The Anglican Church of Central Africa took the unprecedented step of convening a trial under canon law at which the Bishop of Harare, Nolbert Kunonga, became the first Anglican priest on the continent in more than 100 years to face prosecution by his peers.
As well as the most serious charge of incitement to murder, he is accused of sinning against the church, its officials and its flock.

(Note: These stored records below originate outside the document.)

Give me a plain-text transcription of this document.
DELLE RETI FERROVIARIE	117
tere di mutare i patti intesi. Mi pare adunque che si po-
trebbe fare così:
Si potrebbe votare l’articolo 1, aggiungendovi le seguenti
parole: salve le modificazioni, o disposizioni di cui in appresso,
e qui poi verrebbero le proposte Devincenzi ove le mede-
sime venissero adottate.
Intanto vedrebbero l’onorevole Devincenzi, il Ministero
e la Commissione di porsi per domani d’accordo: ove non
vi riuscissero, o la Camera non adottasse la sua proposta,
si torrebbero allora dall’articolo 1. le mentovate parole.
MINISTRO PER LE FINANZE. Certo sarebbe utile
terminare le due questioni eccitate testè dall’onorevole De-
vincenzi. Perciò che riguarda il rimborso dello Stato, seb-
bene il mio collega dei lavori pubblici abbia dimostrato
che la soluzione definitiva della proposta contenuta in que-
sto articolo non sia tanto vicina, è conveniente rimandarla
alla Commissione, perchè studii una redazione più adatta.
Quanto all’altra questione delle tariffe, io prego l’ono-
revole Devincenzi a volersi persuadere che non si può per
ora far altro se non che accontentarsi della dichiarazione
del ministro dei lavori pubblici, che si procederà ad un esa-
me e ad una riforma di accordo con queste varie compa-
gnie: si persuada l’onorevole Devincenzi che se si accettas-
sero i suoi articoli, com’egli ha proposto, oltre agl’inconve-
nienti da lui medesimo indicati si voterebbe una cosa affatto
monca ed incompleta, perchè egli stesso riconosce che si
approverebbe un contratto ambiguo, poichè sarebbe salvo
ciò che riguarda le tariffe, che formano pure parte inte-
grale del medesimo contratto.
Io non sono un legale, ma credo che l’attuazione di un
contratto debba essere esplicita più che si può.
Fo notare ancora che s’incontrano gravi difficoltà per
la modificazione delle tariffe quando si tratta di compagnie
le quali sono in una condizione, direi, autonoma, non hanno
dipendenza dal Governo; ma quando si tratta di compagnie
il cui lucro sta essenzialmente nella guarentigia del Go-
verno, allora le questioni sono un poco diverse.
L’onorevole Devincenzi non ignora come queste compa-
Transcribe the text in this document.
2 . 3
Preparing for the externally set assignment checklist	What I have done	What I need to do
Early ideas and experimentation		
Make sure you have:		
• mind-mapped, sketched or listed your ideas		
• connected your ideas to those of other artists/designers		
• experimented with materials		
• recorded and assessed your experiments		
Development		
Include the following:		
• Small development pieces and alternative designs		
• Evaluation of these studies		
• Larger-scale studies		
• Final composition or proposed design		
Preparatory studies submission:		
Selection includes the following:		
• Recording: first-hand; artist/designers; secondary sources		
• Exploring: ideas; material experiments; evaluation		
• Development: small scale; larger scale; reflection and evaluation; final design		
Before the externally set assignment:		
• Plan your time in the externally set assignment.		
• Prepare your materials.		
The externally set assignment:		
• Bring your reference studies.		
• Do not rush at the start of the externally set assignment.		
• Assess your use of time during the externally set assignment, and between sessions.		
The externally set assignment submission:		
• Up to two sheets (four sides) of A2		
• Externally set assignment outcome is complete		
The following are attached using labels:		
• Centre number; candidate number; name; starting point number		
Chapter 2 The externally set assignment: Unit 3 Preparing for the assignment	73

He rejects the charges.
If found guilty, the controversial priest could be expelled from the church, and may even face civil charges if allegations of missing church funds are proved.
The 55-year-old clergyman arrived wearing a jewelled cross over his dark suit and crimson shirt at the hearing held at the Royal Harare Golf Club, in the shadow of Mr Mugabe's official residence.
The first of 11 charges against Bishop Kunonga is that he sought the assistance of Zimbabwe's Central Intelligence Organisation and militant "war veterans" to "incite or seek to incite" the murder of 10 prominent Anglicans, including priests and church wardens.
But the charge was temporarily withdrawn yesterday after Bishop Kunonga said he would not accept evidence by telephone from London where an Anglican priest, Father James Mukonga, who fled Zimbabwe last year, was waiting to testify by video link to support his affidavit.
Jeremy Lewis, for the prosecution, told the court: "We withdraw without prejudice but are free to lay a future complaint in another jurisdiction."
After proceedings were adjourned until tomorrow, Mr Lewis said that Father Mukonga could give evidence in person in Malawi.
Other charges faced by Bishop Kunonga are that he tore up the infrastructure of the Harare diocese by sacking 19 priests or church officials, dismissed heads of most of the church's institutions and banned the choir from singing in Harare's Anglican cathedral.
He is also accused of banning a predecessor, Bishop Peter Hatendi, from participating in services; of abusing the use of church property including vehicles and funds; falsifying minutes of church meetings; and of having removed and "disposed of memorabilia, plaques, tablets from the cathedral", some of historical interest.
Bishop Kunonga's appointment five years ago was accompanied by accusations that he bent canon law to become Zimbabwe's senior Anglican.
He went on to enrage his flock by preaching support for the lawlessness of the Mugabe regime and endorsed the seizure of white-owned farms.
He also preached "racial hatred" according to a group of parishioners, mostly black, who have gathered in Harare to give evidence against him.
Bishop Kunonga, unlike most senior Zimbabwean churchmen, has refused to criticise Mr Mugabe's human rights abuses and became the first priest openly to help himself to two of Zimbabwe's best equipped white-owned farms.
The Anglican Church in Zimbabwe, now desperately short of funds, sought donations from around the world to pay for the landmark trial, which is being heard by Judge James Kalaile, a leading Anglican and justice of Malawi's Supreme Court, and two Zambian bishops.
Bishop Kunonga has always maintained that his detractors were "racists". If convicted, he can appeal within the church.